Petroselinum crispus L. – Apiaceae


Parsley is a biennial, cultivated plant. The root is spindle-shaped. In the first year, a leaf rosette is developed consisting of deeply divided leaves, the leaves are light green in color. Medicinal parts of the plant are the dried root and leaf. This plant is used both as a spice and as a medicinal plant. It has been cultivated for more than 2000 years in Southeast Europe and Western Asia. The medicinal properties of parsley were first mentioned in ancient Greece.

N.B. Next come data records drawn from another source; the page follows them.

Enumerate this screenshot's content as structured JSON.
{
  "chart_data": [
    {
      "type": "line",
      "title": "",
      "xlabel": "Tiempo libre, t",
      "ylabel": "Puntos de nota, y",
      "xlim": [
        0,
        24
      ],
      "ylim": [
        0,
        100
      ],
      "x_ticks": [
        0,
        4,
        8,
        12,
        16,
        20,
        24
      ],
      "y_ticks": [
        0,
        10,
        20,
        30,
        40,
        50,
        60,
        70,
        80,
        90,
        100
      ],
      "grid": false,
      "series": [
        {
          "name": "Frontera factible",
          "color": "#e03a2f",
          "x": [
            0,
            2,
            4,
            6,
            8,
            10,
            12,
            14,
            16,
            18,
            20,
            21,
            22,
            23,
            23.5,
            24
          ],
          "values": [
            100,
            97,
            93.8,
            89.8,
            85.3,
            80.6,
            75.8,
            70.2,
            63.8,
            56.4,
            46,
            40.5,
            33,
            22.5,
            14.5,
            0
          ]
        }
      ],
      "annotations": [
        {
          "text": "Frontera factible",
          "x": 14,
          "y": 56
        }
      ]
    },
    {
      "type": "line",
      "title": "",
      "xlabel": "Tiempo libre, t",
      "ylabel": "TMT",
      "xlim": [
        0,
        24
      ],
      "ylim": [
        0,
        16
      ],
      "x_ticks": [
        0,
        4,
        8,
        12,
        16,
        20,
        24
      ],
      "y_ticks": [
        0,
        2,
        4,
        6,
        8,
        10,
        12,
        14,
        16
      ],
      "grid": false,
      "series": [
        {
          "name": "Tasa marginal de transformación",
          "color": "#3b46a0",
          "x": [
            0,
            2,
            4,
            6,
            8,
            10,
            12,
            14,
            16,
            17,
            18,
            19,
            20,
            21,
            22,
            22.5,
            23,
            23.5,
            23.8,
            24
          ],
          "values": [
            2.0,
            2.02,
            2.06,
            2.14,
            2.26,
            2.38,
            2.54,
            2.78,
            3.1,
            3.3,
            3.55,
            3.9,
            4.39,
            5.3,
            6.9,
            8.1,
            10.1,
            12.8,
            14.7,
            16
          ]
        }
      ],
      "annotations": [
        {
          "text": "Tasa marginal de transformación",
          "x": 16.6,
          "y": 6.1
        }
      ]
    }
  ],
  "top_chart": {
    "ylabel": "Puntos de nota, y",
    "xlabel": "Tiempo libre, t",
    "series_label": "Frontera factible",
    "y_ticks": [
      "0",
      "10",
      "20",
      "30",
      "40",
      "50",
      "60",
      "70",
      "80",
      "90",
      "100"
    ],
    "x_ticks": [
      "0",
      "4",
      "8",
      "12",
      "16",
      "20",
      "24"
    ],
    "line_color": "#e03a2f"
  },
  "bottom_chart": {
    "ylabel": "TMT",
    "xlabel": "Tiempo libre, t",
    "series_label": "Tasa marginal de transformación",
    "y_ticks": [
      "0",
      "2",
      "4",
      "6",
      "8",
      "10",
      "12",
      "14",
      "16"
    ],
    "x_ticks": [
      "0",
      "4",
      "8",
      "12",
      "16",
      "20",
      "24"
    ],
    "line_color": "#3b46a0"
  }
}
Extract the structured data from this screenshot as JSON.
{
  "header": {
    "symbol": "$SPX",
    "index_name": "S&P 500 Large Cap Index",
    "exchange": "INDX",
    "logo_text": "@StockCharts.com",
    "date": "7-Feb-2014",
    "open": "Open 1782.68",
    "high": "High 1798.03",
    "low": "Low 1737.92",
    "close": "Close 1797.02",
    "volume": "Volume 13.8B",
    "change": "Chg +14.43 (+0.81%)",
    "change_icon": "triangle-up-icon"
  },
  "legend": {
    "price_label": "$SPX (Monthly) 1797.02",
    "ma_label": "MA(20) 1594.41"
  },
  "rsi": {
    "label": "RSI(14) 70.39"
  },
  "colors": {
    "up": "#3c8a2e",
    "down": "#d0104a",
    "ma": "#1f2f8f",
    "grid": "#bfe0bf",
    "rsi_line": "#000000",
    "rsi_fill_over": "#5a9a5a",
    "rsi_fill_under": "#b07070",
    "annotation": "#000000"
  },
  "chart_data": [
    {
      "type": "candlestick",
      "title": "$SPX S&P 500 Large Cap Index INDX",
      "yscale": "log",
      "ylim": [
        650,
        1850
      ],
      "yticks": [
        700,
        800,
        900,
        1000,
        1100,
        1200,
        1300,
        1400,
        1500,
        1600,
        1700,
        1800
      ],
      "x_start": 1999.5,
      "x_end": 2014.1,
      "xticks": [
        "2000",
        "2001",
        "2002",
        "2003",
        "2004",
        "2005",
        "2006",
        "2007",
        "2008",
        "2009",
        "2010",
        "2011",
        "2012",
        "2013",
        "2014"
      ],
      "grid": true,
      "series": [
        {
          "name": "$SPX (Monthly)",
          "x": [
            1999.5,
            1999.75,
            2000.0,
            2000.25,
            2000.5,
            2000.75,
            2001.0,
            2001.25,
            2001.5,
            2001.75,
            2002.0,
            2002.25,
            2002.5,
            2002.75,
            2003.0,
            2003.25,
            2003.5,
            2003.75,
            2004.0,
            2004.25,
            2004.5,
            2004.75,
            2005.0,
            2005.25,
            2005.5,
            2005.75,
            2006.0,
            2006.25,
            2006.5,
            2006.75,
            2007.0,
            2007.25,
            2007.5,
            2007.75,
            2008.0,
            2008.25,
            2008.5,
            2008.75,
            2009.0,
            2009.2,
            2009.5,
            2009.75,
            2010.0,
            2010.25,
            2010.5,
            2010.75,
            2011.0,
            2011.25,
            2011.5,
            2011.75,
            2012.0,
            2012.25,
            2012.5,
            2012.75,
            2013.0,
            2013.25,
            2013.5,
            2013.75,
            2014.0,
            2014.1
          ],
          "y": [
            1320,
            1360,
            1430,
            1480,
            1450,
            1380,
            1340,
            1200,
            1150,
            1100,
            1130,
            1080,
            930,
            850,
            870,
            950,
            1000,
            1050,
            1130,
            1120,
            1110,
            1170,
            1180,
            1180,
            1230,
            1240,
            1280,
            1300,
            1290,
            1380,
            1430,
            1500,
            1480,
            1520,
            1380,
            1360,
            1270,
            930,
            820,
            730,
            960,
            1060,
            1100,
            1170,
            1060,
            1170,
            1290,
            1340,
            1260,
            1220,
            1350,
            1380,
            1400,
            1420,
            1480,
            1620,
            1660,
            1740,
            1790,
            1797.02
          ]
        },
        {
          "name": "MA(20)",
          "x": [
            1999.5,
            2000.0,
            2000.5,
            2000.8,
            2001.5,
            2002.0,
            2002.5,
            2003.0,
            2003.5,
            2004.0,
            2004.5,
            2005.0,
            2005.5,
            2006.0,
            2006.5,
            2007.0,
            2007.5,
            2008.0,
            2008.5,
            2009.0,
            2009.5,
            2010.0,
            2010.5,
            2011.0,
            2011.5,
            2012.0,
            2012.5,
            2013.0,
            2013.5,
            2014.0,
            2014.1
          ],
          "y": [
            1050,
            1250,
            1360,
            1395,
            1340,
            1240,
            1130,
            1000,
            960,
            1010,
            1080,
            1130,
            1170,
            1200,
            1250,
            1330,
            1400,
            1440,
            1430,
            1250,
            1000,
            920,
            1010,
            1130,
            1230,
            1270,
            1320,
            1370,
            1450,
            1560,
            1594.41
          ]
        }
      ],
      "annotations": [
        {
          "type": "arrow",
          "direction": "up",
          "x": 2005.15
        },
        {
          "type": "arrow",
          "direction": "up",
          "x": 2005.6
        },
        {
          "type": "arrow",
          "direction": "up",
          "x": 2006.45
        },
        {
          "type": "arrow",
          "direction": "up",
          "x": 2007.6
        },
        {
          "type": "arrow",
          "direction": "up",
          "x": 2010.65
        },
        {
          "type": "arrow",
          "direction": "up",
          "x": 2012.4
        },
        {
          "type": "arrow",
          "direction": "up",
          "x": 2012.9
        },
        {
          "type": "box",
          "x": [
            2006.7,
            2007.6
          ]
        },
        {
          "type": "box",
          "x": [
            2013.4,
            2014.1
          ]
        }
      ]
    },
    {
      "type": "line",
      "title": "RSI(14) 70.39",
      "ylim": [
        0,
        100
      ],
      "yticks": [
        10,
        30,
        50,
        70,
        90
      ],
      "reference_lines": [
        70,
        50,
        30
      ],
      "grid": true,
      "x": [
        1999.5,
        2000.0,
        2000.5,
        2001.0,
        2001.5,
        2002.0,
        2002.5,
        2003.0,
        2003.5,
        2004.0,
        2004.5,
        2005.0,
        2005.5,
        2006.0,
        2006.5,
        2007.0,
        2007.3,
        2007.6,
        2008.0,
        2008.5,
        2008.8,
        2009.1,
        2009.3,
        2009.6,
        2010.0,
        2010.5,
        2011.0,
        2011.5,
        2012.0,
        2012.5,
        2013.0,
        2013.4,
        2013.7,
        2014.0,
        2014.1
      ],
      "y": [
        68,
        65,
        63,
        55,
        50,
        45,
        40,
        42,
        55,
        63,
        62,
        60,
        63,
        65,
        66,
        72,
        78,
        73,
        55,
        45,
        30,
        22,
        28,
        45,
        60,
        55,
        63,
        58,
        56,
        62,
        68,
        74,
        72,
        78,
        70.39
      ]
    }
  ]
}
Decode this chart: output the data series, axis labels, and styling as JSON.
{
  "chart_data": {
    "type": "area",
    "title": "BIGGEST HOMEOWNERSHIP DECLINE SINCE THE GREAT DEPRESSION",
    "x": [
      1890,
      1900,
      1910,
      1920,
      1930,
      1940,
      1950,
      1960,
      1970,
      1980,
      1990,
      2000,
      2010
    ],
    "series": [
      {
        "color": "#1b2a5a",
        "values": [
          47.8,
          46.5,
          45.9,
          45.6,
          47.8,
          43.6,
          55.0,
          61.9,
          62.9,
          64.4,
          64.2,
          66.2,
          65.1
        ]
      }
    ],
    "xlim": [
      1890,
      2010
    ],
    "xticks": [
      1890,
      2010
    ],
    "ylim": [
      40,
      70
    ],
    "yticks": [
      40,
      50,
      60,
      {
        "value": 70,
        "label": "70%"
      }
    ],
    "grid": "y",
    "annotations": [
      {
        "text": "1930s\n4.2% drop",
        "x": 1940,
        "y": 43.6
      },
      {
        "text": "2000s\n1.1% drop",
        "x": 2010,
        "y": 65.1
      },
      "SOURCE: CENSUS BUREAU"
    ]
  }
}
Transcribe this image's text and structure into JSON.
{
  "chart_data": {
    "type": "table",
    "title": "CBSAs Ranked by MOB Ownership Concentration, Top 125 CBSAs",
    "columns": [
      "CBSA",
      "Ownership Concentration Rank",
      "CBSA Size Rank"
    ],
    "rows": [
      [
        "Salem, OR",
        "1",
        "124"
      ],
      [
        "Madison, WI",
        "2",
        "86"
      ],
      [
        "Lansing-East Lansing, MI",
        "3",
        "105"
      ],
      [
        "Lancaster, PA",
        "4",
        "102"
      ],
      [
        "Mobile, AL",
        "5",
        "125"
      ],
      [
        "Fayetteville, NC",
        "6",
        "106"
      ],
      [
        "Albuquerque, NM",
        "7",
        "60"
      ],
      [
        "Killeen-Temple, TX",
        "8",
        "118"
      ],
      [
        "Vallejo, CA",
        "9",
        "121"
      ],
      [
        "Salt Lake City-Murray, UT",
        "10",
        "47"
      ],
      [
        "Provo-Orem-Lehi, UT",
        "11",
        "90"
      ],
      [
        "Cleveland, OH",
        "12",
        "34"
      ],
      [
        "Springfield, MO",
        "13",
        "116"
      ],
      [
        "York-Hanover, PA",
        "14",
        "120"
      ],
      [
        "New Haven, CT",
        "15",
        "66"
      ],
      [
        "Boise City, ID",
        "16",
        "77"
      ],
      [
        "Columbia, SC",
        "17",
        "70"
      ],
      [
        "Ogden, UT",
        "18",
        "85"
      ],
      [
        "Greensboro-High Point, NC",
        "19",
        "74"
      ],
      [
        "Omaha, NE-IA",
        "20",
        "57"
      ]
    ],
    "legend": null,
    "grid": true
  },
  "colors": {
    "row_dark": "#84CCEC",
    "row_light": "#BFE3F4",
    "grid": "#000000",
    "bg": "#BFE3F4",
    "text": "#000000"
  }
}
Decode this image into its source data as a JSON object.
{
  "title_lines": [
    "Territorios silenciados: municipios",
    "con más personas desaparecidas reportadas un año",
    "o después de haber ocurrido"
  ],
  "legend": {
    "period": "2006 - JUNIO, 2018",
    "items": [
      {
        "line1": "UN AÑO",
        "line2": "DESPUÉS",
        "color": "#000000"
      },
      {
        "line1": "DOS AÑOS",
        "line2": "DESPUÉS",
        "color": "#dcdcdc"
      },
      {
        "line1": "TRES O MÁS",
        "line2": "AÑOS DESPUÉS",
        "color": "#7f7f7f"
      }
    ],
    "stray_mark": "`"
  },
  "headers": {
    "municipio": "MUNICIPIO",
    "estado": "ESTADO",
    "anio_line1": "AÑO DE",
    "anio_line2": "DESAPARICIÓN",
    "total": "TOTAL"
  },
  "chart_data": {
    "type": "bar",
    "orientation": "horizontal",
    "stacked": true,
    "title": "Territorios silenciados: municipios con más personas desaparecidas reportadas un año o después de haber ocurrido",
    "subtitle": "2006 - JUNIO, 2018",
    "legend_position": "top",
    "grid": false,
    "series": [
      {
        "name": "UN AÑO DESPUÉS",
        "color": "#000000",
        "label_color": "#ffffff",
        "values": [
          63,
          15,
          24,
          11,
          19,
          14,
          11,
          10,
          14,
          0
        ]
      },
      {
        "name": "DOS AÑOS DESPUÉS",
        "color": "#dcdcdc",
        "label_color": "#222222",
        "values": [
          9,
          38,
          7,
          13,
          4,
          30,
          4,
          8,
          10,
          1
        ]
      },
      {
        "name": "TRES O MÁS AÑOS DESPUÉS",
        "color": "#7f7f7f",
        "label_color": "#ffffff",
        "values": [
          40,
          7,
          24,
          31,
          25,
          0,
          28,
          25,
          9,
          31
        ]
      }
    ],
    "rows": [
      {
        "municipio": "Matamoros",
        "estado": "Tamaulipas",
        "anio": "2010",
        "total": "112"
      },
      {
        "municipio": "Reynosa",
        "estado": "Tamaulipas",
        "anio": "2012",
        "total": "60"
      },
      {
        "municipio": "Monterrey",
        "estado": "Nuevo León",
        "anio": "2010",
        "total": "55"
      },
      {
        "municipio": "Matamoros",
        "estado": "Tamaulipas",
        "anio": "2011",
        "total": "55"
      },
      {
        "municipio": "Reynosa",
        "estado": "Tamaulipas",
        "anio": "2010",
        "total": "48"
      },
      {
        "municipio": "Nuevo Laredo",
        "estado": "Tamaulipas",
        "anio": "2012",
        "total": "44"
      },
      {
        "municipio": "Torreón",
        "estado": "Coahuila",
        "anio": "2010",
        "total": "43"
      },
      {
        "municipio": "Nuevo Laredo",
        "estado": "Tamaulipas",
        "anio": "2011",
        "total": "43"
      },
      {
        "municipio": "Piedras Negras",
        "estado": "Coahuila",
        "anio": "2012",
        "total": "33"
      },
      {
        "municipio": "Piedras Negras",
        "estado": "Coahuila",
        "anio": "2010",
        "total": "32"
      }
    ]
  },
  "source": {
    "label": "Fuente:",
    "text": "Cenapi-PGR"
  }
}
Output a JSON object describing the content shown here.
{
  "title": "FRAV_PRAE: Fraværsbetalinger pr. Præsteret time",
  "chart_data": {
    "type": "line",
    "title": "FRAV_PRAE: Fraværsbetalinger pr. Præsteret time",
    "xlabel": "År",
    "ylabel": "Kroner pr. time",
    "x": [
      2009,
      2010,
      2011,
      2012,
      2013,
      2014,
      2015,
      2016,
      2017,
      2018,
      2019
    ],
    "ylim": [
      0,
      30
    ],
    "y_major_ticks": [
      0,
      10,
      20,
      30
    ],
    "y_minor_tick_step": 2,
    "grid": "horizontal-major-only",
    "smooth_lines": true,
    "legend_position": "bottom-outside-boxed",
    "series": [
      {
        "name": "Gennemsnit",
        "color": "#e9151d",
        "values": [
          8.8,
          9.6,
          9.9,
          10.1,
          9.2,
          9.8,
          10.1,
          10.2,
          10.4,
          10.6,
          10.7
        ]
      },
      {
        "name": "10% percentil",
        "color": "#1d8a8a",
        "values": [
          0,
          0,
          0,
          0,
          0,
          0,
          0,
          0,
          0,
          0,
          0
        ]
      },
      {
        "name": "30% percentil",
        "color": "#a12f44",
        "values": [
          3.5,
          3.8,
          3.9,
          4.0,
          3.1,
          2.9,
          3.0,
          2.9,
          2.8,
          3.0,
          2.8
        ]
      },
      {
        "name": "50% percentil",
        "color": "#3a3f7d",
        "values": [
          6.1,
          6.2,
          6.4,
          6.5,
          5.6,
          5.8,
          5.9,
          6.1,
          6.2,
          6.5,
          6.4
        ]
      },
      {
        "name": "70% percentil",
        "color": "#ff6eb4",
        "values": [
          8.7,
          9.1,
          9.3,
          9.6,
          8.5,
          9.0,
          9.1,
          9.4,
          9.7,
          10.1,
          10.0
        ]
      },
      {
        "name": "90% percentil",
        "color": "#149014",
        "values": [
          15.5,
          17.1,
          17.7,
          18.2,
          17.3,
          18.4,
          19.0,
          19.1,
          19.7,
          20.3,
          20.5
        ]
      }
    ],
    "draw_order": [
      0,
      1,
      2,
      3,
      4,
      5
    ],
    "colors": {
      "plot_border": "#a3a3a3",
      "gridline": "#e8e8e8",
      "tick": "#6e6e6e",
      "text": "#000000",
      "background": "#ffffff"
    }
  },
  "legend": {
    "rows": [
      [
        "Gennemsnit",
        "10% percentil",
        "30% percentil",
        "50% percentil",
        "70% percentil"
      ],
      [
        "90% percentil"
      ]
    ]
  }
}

The root contains 0.1-0.5% essential oil, and the most abundant components of the oil are the phenylpropane compounds apiol and myristicin. Also, the parsley root contains flavonoid heterosides (apiin, apioside), furanocoumarins, polyacetylenes, sugars and mucus. Parsley leaves, in addition to essential oil, also contain flavonoids, vitamins A, B1, B2, and C. Parsley has a diuretic effect (encourages urine excretion), and also exhibits a mild antispasmodic effect (relaxes the smooth muscles of the urinary tract), so it can also be recommended to relieve spasms in diseases of the urinary system in men and women. Parsley essential oil shows an antioxidant and anti-inflammatory effect, blocks calcium channels (in the intestinal tract and uterus), and has an antitumor effect, so it can be recommended as a cancer prevention. Also, parsley shows an immunomodulatory effect, by modifying the activity of cells that are part of the immune system.


Parsley extracts show broad-spectrum antimicrobial activity against a large number of bacteria, such as: B. subtilis, P. aeruginosa, S. epidermidis, S. aureus, E. coli, Klebsiella pneumoniae. Parsley also has a bactericidal effect when it comes to bacterial infection caused by Helicobacter pylori, and in addition to its antibacterial effect, this plant also has an antifungal effect (it is excellent in the fight against fungal infections). Daily consumption of parsley can significantly reduce the concentration of glucose in the blood, potentially by inhibiting gluconeogenesis and directly stimulating glycolysis, and it is also used as a means of improving food digestion.

In the form of tea mixtures, as well as some phytopreparations, it is used as a diuretic in urinary tract infections, as well as in the treatment of urinary tract stones. In traditional medicine, parsley is used for nocturnal urination in children as well as for irregular menstruation (dysmenorrhea). Parsley is a phototoxic plant, so when using preparations based on parsley, you must protect yourself from sunlight, use creams with a high protection factor on parts of the body that are not covered by clothing. The use of parsley is contraindicated during pregnancy, as well as in people with weakened kidney function. Allergic reactions to parsley are possible, and furanocoumarins and polyacetylenes are responsible for this, so people prone to allergies must use parsley preparations with caution.